RÉFLEXIONS pour Gn 7:6-9

Beaucoup de commentateurs se sont demandé comment tous les animaux que Dieu avait décidé de sauver du déluge avaient pu tenir dans l'arche. Or cette question, manifestement, ne préoccupe pas du tout l'auteur sacré: il n'entre pas dans les détails, admettant même des divergences, puisqu'un passage mentionne une seule paire de chaque espèce animale, tandis que le second, qui fait partie de la lecture d'aujourd'hui, parle de sept paires d'animaux purs (c'est-à-dire casher) et d'une seule paire d'animaux impurs (c'est-à-dire non casher). De telles divergences sont tout à fait admissibles s'il s'agit non d'histoire, mais d'une parabole.

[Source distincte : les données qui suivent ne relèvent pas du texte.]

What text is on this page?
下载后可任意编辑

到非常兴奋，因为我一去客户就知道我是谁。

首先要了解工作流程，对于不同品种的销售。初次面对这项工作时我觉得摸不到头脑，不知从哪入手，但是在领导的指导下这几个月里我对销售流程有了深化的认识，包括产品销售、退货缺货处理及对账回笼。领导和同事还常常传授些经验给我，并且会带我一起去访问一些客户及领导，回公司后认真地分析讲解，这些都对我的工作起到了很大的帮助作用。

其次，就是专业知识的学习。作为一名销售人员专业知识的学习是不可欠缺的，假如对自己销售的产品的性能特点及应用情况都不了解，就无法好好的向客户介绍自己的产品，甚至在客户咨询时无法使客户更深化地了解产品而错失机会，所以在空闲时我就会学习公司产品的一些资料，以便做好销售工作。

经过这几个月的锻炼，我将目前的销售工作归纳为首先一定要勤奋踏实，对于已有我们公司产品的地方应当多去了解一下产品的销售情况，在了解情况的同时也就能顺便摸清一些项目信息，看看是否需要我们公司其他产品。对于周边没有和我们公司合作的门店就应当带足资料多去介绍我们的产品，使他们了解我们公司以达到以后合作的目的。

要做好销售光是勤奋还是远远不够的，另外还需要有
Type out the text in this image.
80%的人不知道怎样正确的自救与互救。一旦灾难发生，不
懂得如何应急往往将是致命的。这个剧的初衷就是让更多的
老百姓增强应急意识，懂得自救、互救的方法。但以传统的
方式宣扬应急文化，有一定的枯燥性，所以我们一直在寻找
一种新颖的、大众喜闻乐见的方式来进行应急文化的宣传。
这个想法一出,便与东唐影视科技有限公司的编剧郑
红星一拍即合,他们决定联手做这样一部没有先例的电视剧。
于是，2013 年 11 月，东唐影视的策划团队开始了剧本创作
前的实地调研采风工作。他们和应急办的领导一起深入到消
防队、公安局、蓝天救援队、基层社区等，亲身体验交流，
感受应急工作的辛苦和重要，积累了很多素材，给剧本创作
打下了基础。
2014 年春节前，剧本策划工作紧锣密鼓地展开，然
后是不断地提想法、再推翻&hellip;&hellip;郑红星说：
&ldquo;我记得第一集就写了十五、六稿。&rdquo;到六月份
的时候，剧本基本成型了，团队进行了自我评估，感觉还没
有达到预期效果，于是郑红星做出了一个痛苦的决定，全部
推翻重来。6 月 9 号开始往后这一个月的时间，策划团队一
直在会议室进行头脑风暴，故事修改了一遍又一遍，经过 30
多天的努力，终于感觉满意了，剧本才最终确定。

Mais chaque parabole a son sens, comme doit l'avoir aussi la mention de la différence entre le nombre des animaux purs et celui des animaux impurs.

Bien sûr, la logique générale de l'auteur sacré exclut que Noé ait connu les lois qui furent données par Dieu à Moïse ou à l'un de ses successeurs. Mais Noé connaît Dieu, et il s'agit sans aucun doute du même Dieu qui se révélera beaucoup plus tard à Abraham et à Moïse. Par conséquent, la Torah, la loi de Dieu, demeure une et la même. Car la Torah n'est pas seulement une législation donnée un jour par Dieu à Son peuple; la Torah est une loi objective qui décrit les relations entre Dieu et l'homme et les régularités spirituelles qui les gouvernent. Par conséquent, la Torah existe au moins depuis aussi longtemps que l'homme lui-même.

Certes, Noé ne pouvait pas connaître la Torah sous la forme où elle fut donnée par Dieu à Moïse et à ses successeurs, mais Dieu pouvait lui révéler quelque chose qui concernait sa situation concrète, exigeant des décisions concrètes. De même peut-être qu'Il révélait et révèle encore quelque chose à d'autres païens qui cherchaient autrefois, et cherchent aujourd'hui, le chemin juste. Car, comme le dit Paul, chez le païen la Torah est écrite dans le coeur. Et nul autre que Dieu ne peut l'y écrire.